Categories: Fiction Sad

Just one lick, he thought.

The dog sat in the corner of the room staring at the popsicle in his person's hand. The man was lying down with his eyes closed, and his hand had relaxed around the stick of the slowly melting treat, dribbling its sweet nectar onto the floor. He wouldn’t notice just one lick. The dog padded over with great stealth.

Eyes still closed. Just one lick.

Buddy kept his nose to the ground until the vibrant smell brought his face up to the man’s hand. He sniffed for a moment before giving it a gentle pass with his tongue, soaking in the cold and immersing himself in its rich and vigorous aroma. Just one lick, then he hurried away, back to his bed in the corner. The man remained unmoving, not bothered at all by the dog’s secret mission. Buddy was still a good boy.

He thought his name was Buddy, at least, but he wasn’t sure.
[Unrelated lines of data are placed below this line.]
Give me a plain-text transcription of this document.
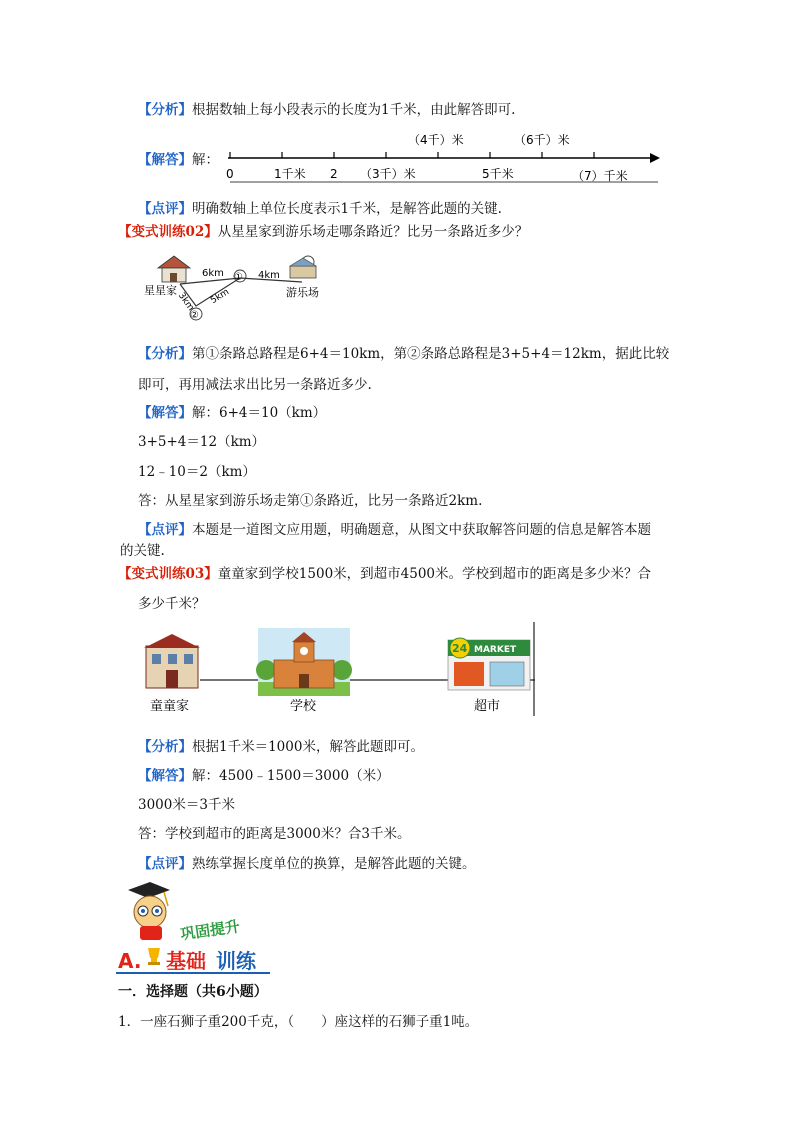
【分析】根据数轴上每小段表示的长度为1千米，由此解答即可.
【解答】解：
0	1千米 2 （3千）米	5千米	（7）千米
（4千）米	（6千）米
【点评】明确数轴上单位长度表示1千米，是解答此题的关键.
【变式训练02】从星星家到游乐场走哪条路近？比另一条路近多少？
①
②
6km	4km
3km 5km
星星家	游乐场
【分析】第①条路总路程是6+4＝10km，第②条路总路程是3+5+4＝12km，据此比较
即可，再用减法求出比另一条路近多少.
【解答】解：6+4＝10（km）
3+5+4＝12（km）
12﹣10＝2（km）
答：从星星家到游乐场走第①条路近，比另一条路近2km.
【点评】本题是一道图文应用题，明确题意，从图文中获取解答问题的信息是解答本题
的关键.
【变式训练03】童童家到学校1500米，到超市4500米。学校到超市的距离是多少米？合
多少千米？
24 MARKET
童童家	学校	超市
【分析】根据1千米＝1000米，解答此题即可。
【解答】解：4500﹣1500＝3000（米）
3000米＝3千米
答：学校到超市的距离是3000米？合3千米。
【点评】熟练掌握长度单位的换算，是解答此题的关键。
巩固提升
A. 基础 训练
一．选择题（共6小题）
1．一座石狮子重200千克，（　　）座这样的石狮子重1吨。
Whenever a human called that name he was guaranteed to receive a snack or some gentle hand pats. But his name could just as well be Good Boy or Yes or Treat, for those words were also accompanied by lighthearted smiles and plenty of affection. His name was definitely not Bad or No, however, as humans were always angry when saying those words. Buddy felt happy all the time, so he was sure his name had to be a happy word.

Now he was thirsty. The dog stepped out of his bed and walked into the kitchen, where he usually found his bowls. Both were empty. He lapped at the inside of one just to be sure, but all he tasted was the shiny metal at the bottom. He trotted back to the living room and sat next to his person, still lying with his eyes closed, slightly less popsicle in hand. Not wanting to be rude and wake him, Buddy left and walked into the bathroom.

A few drinks. He won’t notice.

The dog lapped up the toilet water until he no longer felt a thirst. Humans usually called him Bad Dog when he drank from the toilet, but he snuck in a few sips when he knew his person wasn’t looking. The water in the white bowl tasted much better than the water in the silver bowls anyway, so it was worth a few scoldings now and then.

Feeling tired, he thought.

The dog scurried back into the living room and plopped down onto his new bed. It was more comfortable than his last bed, but it didn’t have all the good smells. The old bed reminded him of mown grass and hidden biscuits and comfort, while this one only smelled of the store that his person had bought it from. He marked his old bed to let everyone know that it was his, but he knew his person would get mad if he tried to do the same thing to the new one. Buddy made a note to hide his next few treats under the top cushion.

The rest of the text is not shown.